Analisis Îmãn (11)
1.
Sami’na atau Rattil : Persiapan mencapai Iman
THE JAMBI TIMES - Istilah sami’na (harfiah: kami telah mendengar) kita gunakan untuk
menyebut “rangkaian pengkajian Al-Qurãn dalam rangka membentuk pandangan hidup
berdasar Al-Qurãn”. Tujuan dari sami’na adalah atha’na
(harfiah: kami telah patuh), yaitu ‘menjelmanya pandangan (yang bersifat ghaib/abstrak)
ke dalam sikap hidup (yang bersifat syahadah/konkret).” Surat Ali-‘Imran
ayat 193 menegaskan bahwa tujuan sami’na secara umum adalah pembebasan total
dari segala kecenderungan diri untuk melakukan hal-hal yang bersifat sayyi’ãt
(buruk), demi menempati posisi abrãr (patuh, menjunjung tinggi
kebenaran).
Kemudian secara teknis, sami’na ini kita bagi menjadi:
1.
Rattil sebagai persiapan iman
2.
Shalat sebagai pembinaan iman; dan
3.
Pendidikan menuju siap rattil.
1.
Rattil sebagai Persiapan Iman.
Secara harfiah rattil berarti : bacalah, pelajarilah, kajilah. Kata
ini kita ambil dari Surat al-Muzzammil ayat 4, yang selanjutnya kita gunakan
sebagai istilah yang berarti: Kegiatan mengkaji Al-Qurãn pada malam hari
yang dilakukan bersama kelompok. Tentu dengan dipimpin ketua kelompok yang
relatif paling memahami Al-Qurãn, sesuai isyarat Allah dalam surat Al-Muzzammil
ayat 20.[1]
Dengan demikian, para pelaku rattil adalah orang-orang yang sudah
mempunyai persiapan untuk menghadapi, karena mereka boleh dikatakan sudah tidak
lagi menemukan masalah besar dalam menghadapi matan (teks) Al-Qurãn.
Tentu ada sejumlah pertanyaan yang perlu dijawab secara ghamblang, misalnya
(1) Apakah masalah-masalah besar yang menghambat kita dalam melakukan rattil?
(2) Apakah ukurannya bahwa seseorang telah bebas dari masalah-masalah itu?, (3)
Apakah ukurannya bahwa seseorang sudah boleh masuk kelompok rattil? (4) Apakah
kegiatan rattil bisa menjamin para pelakunya menjadi mu’min sejati?, (5)
Apakah rattil bisa dilakukan secara sendiri-sendiri?

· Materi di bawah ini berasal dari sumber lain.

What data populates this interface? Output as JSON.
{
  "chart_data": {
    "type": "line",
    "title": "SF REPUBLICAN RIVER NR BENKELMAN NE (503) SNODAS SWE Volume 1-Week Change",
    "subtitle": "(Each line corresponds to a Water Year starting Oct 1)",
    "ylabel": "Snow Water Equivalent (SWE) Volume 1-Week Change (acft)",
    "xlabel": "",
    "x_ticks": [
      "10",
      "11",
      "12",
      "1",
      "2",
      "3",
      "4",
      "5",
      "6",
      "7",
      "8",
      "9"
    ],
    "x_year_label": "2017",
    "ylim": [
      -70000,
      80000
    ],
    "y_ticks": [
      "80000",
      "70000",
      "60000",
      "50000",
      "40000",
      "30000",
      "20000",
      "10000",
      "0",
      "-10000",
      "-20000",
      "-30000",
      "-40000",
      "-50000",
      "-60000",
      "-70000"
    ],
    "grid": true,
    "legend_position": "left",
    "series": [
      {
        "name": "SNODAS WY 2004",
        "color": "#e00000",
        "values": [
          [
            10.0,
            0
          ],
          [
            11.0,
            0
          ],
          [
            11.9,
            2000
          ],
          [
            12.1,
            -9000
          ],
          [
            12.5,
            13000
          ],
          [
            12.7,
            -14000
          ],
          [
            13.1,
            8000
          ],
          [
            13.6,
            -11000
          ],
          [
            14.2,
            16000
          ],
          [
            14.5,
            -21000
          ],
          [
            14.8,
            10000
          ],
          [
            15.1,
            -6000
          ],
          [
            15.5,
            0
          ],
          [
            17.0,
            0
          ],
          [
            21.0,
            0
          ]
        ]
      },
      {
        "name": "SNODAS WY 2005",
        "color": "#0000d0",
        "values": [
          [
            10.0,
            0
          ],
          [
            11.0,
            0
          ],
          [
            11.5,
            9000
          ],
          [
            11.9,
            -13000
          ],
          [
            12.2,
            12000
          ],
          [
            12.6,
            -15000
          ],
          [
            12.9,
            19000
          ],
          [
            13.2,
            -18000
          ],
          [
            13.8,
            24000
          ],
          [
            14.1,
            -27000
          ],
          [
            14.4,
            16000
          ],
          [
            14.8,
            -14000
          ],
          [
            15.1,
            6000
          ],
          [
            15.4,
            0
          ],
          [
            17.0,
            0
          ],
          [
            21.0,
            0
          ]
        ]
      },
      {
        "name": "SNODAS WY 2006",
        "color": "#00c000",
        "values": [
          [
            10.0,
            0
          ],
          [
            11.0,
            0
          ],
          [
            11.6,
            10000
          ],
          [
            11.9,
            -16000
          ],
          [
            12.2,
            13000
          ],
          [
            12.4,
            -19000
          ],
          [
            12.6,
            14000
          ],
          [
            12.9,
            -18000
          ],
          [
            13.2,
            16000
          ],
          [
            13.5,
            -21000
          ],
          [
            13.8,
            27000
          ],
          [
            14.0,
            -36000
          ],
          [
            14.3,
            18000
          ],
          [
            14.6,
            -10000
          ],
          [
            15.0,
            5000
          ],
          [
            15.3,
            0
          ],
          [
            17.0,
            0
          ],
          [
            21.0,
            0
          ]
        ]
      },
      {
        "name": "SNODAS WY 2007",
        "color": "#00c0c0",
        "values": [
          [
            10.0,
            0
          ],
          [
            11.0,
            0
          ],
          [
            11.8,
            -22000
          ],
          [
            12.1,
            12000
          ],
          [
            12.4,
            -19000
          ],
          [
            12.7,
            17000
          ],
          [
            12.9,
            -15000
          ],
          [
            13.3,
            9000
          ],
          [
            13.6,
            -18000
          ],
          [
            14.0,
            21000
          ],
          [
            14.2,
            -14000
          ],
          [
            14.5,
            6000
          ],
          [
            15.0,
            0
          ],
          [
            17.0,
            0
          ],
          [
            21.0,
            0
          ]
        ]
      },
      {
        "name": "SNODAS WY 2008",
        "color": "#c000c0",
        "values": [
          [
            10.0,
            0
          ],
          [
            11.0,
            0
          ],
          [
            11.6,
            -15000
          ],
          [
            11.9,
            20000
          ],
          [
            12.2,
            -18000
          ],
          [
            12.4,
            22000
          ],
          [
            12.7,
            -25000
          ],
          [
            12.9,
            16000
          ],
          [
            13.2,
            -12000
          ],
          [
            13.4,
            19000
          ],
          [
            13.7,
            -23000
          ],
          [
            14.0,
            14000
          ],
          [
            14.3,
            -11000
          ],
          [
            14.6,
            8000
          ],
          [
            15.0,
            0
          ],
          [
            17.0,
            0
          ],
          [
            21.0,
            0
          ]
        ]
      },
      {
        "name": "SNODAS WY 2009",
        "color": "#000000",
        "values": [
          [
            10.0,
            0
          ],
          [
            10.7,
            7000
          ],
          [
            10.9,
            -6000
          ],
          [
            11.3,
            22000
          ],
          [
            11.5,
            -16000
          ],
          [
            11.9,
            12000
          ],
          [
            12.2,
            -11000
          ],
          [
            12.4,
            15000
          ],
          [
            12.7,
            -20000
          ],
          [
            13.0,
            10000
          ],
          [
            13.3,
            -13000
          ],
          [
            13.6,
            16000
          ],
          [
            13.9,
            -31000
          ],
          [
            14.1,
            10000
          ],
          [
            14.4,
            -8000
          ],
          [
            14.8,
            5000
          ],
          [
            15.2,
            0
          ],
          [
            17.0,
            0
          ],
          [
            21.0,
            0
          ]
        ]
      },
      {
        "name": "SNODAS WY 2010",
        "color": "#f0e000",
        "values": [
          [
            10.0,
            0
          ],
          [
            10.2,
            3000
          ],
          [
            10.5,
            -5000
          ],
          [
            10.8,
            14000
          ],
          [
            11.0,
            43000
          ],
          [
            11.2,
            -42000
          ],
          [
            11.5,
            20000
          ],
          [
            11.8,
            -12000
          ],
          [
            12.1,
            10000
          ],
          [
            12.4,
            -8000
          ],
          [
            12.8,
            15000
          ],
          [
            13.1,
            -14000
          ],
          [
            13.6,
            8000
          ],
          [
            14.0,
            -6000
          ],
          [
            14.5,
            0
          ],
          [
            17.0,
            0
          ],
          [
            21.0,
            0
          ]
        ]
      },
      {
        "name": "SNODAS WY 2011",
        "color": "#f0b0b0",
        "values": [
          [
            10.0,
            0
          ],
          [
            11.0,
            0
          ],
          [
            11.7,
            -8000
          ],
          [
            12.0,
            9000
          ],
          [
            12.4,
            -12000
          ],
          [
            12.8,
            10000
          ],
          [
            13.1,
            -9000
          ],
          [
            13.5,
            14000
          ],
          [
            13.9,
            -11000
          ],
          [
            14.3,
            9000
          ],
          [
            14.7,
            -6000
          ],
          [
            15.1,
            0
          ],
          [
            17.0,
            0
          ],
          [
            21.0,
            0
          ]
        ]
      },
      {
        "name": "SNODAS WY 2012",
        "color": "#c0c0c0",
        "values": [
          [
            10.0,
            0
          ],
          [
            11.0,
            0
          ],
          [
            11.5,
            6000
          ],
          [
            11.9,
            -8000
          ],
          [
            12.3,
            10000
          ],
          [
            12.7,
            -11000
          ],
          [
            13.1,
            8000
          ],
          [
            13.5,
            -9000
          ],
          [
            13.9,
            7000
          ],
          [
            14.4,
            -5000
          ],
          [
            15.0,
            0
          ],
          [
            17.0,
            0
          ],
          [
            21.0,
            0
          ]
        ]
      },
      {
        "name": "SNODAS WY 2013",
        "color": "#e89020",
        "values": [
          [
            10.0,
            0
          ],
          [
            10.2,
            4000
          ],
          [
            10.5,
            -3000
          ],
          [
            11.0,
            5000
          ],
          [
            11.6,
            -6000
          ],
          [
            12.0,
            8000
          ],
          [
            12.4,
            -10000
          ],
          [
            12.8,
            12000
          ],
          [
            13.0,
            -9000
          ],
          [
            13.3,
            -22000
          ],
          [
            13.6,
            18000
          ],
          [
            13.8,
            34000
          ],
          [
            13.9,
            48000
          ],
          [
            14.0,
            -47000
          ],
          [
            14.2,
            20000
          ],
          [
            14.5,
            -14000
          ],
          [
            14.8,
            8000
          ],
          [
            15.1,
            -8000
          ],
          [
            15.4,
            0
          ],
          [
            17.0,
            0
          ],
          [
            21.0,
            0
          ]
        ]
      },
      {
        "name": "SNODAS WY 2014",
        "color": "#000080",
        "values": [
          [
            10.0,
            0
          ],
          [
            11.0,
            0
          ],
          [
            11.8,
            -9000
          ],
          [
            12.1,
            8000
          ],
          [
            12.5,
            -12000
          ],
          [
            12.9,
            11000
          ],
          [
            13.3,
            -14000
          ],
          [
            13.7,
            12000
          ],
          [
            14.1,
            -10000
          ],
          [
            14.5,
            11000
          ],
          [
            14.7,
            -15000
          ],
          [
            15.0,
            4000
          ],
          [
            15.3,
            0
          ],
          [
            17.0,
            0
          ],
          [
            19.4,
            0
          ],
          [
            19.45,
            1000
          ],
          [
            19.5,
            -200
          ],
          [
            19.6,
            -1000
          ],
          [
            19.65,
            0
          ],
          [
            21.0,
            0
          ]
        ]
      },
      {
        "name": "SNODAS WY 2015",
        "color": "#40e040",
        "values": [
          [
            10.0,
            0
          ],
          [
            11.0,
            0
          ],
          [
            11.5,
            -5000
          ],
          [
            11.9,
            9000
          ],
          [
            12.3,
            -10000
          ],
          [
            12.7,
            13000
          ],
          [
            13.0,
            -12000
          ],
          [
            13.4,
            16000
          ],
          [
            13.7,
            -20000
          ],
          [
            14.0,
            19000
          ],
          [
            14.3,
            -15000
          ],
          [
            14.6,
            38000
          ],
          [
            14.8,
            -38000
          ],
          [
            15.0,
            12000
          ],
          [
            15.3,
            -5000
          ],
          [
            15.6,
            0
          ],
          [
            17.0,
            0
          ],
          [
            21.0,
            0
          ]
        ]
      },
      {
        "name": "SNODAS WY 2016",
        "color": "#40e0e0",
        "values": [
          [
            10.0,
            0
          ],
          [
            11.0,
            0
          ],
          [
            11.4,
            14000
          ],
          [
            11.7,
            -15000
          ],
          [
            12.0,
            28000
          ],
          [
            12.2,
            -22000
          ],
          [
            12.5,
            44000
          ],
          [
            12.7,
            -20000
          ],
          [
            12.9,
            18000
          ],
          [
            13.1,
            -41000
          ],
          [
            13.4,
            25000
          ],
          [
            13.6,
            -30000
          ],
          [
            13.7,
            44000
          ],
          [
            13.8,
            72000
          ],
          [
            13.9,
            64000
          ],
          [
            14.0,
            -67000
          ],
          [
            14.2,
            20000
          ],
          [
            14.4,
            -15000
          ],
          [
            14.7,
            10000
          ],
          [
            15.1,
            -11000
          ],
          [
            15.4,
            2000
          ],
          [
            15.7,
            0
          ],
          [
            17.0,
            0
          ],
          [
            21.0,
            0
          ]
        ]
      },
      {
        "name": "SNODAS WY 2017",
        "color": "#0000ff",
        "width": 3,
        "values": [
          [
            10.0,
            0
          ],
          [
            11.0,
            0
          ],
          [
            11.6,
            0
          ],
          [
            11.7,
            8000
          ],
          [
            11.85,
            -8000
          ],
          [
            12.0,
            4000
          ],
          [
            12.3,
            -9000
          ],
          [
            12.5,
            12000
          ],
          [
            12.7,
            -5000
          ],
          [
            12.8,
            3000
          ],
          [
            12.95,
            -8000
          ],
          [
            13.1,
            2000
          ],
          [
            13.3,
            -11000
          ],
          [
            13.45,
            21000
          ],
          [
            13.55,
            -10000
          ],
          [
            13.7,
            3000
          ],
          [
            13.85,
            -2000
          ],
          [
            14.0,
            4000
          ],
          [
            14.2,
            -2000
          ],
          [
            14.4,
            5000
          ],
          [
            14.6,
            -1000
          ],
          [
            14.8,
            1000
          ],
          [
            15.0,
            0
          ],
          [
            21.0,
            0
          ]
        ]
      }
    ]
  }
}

Pertanyaan-pertanyaan tersebut harus terjawab tuntas sebelum rattil
dilakukan, yaitu melalui proses “pendidikan menuju siap rattil”
Sedangkan pada saat rattil, pertanyaan-pertanyaan seperti itu seharusnya sudah
tidak ada. Bukan berarti bahwa pada saat rattil pelakunya sudah tidak punya
pertanyaan lagi; tapi justru pada saat itulah segala pertanyaan yang tersisa
diajukan langsung kepada Allah, melalui Al-Qurãn, karena sudah tidak mungkin
lagi diajukan kepada manusia! Dengan kata lain, pada saat rattil seseorang
boleh dikatakan sedang melakukan audiensi[2]
dengan Allah, untuk minta penjelasan mengenai segala permasalahan hidup.
Khusus untuk pertanyaan terakhir, “Apakah rattil bisa dilakukan seseorang
secara sendirian?” Jawabannya adalah: bisa saja. Tapi sangat sulit. Karena ia
harus mempunyai persiapan yang relatif lengkap, dan ini sangat sulit dipenuhi.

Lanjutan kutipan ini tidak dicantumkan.